Assurance dommages-ouvrage : une garantie essentielle pour les gros travaux
Septembre 2012
Le Particulier n° 1076, article complet.
Auteur : MOREAU (Franck)

L’assurance dommages-ouvrage garantit le remboursement et la réparation rapides de sinistres importants pouvant intervenir dans les 10 ans suivant l’achèvement d’une construction neuve ou la fin de travaux d’agrandissement ou de gros œuvre sur une construction ancienne.

Les entreprises réalisant une construction neuve, l’agrandissement d’un bâtiment existant ou encore effectuant des travaux de gros œuvre (restructuration ou réhabilitation d’un appartement ou d’une maison, par exemple) sont responsables pendant 10 ans, des dommages qui compromettent la solidité du bien, affectent un élément indissociable de la construction, ou encore, rendent le logement inhabitable.
La loi oblige les constructeurs et les artisans, avant l’ouverture du chantier, à souscrire un contrat d’assurance les couvrant pour cette responsabilité décennale. À défaut, ils s’exposent à des sanctions pénales pouvant atteindre 75 000 € d’amende et 6 mois de prison (art. L. 241-1 et L. 243-3 du code des assurances). De votre côté, en qualité de maître d’ouvrage, vous êtes tenu de souscrire une assurance dite « dommages-ouvrage » (DO).

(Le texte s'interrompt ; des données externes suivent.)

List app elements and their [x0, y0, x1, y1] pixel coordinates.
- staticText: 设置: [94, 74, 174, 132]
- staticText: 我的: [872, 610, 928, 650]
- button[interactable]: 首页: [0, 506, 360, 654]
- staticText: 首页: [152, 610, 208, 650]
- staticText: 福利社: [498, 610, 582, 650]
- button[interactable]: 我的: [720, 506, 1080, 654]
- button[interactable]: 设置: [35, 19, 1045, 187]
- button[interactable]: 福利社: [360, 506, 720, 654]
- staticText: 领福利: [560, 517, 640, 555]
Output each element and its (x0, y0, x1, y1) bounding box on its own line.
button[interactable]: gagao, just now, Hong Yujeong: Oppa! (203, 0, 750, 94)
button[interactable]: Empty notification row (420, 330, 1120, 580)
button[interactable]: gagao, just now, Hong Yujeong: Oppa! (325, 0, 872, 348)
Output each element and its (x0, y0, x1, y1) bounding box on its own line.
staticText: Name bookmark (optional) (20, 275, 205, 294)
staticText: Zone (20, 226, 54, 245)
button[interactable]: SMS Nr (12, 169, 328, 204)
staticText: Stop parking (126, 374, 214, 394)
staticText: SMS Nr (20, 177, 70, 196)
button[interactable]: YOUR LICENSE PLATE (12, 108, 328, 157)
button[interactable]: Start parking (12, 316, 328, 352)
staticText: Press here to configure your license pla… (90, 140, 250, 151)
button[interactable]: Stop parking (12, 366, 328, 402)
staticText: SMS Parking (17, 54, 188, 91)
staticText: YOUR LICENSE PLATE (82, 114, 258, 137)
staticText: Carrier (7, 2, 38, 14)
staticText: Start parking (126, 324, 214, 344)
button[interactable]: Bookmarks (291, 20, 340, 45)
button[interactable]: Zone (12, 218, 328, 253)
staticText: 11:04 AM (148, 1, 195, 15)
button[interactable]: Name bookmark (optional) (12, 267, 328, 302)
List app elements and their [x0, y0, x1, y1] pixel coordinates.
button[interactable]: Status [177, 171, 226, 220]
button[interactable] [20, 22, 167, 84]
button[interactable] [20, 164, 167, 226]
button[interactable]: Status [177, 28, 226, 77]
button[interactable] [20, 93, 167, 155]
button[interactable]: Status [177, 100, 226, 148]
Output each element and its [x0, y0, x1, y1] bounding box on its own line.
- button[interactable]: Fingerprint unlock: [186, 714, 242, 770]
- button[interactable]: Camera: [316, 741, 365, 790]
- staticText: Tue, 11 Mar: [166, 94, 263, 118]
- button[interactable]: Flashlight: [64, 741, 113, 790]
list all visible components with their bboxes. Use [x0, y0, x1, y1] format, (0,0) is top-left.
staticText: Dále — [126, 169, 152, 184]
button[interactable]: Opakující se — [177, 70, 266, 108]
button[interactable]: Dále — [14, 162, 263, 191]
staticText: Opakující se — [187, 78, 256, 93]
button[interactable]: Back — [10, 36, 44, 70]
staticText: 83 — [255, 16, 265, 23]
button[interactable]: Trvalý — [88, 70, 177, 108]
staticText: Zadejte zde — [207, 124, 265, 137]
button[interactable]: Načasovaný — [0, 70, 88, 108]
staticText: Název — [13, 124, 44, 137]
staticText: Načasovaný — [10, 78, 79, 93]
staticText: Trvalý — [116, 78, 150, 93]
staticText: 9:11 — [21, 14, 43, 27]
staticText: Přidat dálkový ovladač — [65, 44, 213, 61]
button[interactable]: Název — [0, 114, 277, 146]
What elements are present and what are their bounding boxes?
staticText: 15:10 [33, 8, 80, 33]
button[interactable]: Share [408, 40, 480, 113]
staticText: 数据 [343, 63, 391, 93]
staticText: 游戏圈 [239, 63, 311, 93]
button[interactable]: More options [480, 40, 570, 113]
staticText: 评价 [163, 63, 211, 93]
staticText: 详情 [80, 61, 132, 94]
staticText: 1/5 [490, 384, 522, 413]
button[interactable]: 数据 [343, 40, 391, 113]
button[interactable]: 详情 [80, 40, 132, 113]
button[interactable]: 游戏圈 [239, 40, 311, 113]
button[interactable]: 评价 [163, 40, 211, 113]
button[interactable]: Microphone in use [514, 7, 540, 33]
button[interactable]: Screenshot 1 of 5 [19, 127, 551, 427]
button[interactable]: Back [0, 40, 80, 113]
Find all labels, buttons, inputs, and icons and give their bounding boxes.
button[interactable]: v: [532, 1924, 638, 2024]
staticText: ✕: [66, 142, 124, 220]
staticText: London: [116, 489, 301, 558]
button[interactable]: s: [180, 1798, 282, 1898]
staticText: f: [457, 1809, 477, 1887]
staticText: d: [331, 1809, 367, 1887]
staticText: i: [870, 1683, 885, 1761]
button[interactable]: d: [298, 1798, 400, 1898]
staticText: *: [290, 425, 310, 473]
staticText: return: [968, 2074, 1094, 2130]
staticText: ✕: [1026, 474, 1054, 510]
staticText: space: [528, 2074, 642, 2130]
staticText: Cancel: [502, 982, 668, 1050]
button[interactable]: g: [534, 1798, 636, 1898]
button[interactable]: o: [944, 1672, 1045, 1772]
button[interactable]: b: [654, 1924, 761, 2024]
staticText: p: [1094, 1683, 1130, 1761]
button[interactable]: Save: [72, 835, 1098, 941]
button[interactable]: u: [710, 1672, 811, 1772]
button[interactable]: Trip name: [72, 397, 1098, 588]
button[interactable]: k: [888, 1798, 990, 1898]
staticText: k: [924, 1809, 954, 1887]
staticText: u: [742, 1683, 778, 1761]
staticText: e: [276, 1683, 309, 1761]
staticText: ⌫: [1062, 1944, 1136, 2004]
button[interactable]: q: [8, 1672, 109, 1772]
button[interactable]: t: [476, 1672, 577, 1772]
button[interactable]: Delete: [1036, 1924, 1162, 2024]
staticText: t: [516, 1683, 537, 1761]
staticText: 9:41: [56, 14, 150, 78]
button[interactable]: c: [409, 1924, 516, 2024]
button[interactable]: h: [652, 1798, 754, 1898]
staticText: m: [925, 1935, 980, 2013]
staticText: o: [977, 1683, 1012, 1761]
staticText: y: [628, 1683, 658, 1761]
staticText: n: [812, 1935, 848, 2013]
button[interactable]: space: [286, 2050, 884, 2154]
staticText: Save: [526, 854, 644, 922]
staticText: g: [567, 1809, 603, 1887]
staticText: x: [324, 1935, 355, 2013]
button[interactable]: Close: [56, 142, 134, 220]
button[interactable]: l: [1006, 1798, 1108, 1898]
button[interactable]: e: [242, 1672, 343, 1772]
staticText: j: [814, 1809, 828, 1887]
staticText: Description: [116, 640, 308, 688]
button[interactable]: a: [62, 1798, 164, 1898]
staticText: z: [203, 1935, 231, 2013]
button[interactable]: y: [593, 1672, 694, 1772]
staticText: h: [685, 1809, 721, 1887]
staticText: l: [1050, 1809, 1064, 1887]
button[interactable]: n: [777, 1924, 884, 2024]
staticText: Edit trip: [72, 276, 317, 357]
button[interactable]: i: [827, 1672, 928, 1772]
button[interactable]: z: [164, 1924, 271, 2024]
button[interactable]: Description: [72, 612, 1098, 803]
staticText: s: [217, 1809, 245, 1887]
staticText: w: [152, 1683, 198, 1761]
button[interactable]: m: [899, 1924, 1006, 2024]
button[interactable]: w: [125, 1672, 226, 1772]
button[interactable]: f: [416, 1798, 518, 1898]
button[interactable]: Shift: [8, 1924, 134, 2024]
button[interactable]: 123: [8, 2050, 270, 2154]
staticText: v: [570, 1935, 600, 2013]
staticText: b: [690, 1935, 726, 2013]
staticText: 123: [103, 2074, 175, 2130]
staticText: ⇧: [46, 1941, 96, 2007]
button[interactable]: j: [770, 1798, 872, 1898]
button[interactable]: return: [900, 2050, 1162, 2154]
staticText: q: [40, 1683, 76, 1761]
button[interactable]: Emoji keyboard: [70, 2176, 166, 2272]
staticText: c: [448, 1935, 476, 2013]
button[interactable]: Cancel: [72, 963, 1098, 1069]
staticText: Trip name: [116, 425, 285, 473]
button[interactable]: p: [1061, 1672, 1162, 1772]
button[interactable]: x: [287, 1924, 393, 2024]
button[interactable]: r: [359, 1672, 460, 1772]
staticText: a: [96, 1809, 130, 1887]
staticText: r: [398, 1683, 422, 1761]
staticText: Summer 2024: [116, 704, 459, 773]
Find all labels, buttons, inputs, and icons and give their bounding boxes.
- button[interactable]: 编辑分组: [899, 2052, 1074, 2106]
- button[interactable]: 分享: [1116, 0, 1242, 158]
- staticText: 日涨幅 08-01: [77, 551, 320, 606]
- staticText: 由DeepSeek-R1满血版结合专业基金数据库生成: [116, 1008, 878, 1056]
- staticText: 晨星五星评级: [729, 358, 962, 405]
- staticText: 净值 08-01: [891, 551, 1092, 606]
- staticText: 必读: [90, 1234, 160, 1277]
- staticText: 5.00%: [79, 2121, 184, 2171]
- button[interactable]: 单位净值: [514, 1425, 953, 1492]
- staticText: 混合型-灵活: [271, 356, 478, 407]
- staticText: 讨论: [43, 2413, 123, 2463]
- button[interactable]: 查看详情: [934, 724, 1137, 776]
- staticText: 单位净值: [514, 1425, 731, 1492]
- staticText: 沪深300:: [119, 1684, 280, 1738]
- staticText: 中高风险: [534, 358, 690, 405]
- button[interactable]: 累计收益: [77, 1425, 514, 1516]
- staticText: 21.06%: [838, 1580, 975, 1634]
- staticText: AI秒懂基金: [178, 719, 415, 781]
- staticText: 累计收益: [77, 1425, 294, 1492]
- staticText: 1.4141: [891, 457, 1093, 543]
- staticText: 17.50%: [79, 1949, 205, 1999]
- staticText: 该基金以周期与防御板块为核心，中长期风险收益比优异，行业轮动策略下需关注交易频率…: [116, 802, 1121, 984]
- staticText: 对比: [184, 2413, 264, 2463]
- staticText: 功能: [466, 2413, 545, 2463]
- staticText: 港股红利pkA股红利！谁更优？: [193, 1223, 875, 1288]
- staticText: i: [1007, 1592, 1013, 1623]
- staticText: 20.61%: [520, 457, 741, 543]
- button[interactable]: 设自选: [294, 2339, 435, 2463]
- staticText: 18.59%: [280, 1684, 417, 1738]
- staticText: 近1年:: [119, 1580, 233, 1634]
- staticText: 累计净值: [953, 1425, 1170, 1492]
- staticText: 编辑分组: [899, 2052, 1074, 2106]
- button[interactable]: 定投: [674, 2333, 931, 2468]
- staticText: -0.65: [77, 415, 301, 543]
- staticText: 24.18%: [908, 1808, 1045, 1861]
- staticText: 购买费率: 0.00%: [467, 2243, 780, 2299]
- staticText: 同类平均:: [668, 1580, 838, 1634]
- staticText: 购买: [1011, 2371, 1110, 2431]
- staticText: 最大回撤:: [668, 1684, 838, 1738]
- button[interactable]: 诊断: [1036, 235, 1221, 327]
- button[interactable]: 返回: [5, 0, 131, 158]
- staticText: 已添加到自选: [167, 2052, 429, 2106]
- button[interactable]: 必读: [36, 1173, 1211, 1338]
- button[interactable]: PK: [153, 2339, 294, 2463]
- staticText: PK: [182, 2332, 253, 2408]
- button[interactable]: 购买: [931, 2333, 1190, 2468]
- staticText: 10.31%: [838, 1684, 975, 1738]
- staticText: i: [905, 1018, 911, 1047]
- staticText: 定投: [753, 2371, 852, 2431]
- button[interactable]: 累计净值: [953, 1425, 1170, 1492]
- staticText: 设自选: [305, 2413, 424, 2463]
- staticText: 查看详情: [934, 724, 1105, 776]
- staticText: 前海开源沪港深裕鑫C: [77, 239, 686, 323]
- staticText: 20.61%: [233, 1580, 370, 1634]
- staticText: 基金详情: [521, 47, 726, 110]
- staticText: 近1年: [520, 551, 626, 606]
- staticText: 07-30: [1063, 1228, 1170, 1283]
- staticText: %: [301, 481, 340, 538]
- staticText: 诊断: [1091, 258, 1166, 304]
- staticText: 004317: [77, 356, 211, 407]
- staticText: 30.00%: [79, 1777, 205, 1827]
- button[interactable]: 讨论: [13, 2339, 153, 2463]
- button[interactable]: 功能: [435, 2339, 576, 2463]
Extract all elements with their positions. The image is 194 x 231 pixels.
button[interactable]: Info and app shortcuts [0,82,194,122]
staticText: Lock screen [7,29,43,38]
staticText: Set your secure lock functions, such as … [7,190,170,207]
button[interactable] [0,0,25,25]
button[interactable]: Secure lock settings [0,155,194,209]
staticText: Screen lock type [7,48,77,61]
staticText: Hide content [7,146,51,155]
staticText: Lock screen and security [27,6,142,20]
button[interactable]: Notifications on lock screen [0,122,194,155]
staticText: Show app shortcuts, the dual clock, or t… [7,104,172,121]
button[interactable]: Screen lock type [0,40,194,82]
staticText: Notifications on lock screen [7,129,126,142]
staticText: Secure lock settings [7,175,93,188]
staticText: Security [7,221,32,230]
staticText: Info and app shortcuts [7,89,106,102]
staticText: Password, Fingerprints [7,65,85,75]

À quoi sert cette assurance ?

Le principal intérêt de la dommages-ouvrage est de permettre la réparation rapide des travaux relevant de la garantie décennale. Et ce, sans attendre qu’un tribunal se soit prononcé sur la responsabilité de l’entreprise ayant travaillé chez vous ; une procédure coûteuse qui peut durer plusieurs années. En pratique, l’assureur avancera le montant des travaux de réparations puis se retournera contre le professionnel impliqué. Autre atout de la dommages-ouvrage : elle jouera, même si ce dernier a, depuis lors, cessé son activité ou déposé son bilan.
En souscrivant une DO, vous bénéficiez ainsi de deux assurances susceptibles de prendre en charge les réparations. Tout en sachant qu’au final, vous ne serez, bien sûr, indemnisé qu’une seule fois…

Dans quels cas la DO est-elle obligatoire ?

La souscription d’une assurance dommages-ouvrage est obligatoire si vous réalisez des travaux d’une certaine importance. Par exemple, si vous faites construire une maison ou si vous entreprenez des travaux touchant au gros œuvre de votre habitation ou susceptibles d’en affecter la solidité : planchers, plafonds, murs porteurs, charpente… Ce sera, par exemple, presque toujours le cas si vous réhabilitez ou restructurez un logement ancien.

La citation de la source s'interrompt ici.